I’ve been trying my hardest, but I just can’t work up a damn about Sunny’s death.

Sunny had a lot of problems. He was relatively old when rescued by the SPCA. They probably de-sexed him after he’d already developed secondary sexual characteristics. Like that vampire tweener from Let the Right One In. So it was kind of understandable that he’d be unfit for domestic life. We were Sunny’s third or fourth home when we took him in. And we tried our best with expensive medication and talk therapy to integrate him with our lives. For two years. For nothing. We were constantly under attack. We couldn’t move from room to room, or even our bed, without Sunny trying to claw or chew us to death. The final straw came three months ago when Sunny wrapped his claws around Jacquie’s head, sinking his teeth into her face and giving her deep cuts across her neck.

So coming to the end of our rope, and foreseeing a return to the SPCA as an ultimate death sentence for the poor guy anyway–and that after some indefinite solitary confinement at the rescue center–we decided to put him down. And we’ve never been happier. Which is why killing Sunny was the first best pet decision we ever made.
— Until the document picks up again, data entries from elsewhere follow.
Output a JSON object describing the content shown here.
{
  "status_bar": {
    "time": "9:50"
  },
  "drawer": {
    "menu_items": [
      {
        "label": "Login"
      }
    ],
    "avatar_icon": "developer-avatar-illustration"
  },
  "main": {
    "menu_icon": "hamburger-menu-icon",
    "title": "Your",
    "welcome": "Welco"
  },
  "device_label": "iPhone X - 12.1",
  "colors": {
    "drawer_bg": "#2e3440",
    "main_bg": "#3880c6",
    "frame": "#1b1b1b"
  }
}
So what is it about the papyrus story that made me write this post?

Because it illustrates to me a fundamental error in the way people of faith deal with reality. A person of faith thinks something is true for any number of reasons. In many conversations with christians over the last year, these reasons tend to have boiled down to personal experience, miracle claims, or circular reasoning, or a combination of these. Regardless of what the reason is, it is never supported by objective measures.

This is true for extraordinary claims  of any kind, whether it’s about gods, astral traveling, ESP, the “plane of the eternal”, hydrotherapy, or anything else like what Carl Sagan writes about in The Demon Haunted World.  Christianity just happens to be closest to my heart. Many in my family are highly devout, as I was until about 20 years. They are convinced that Jesus is part of a trinity. They absolutely believe that everyone in the world deserves to be put to death, and that Jesus Christ can somehow save them. And they base this all on a compendium of books they swear is the infallible word of a presumed god. And how do they know all this? Because one day god changed their life and like the Catholic Church in the face of a married Jesus, nothing is going to change their minds. Not even if it were verified to be true. And this isn’t how people deal with reality in any other realm of their life, for the most part.

Well, by now, I doubt I have any readers, let alone Christian readers following along.

But at least I still have my cute little atheist kitty.

Oh. Oh, dear.


  1. Is that a dish of offal in that last photo?
    I think you need to visit the Creationist museum, you’d be very enlightened. Jesus and the dinosaurs, man!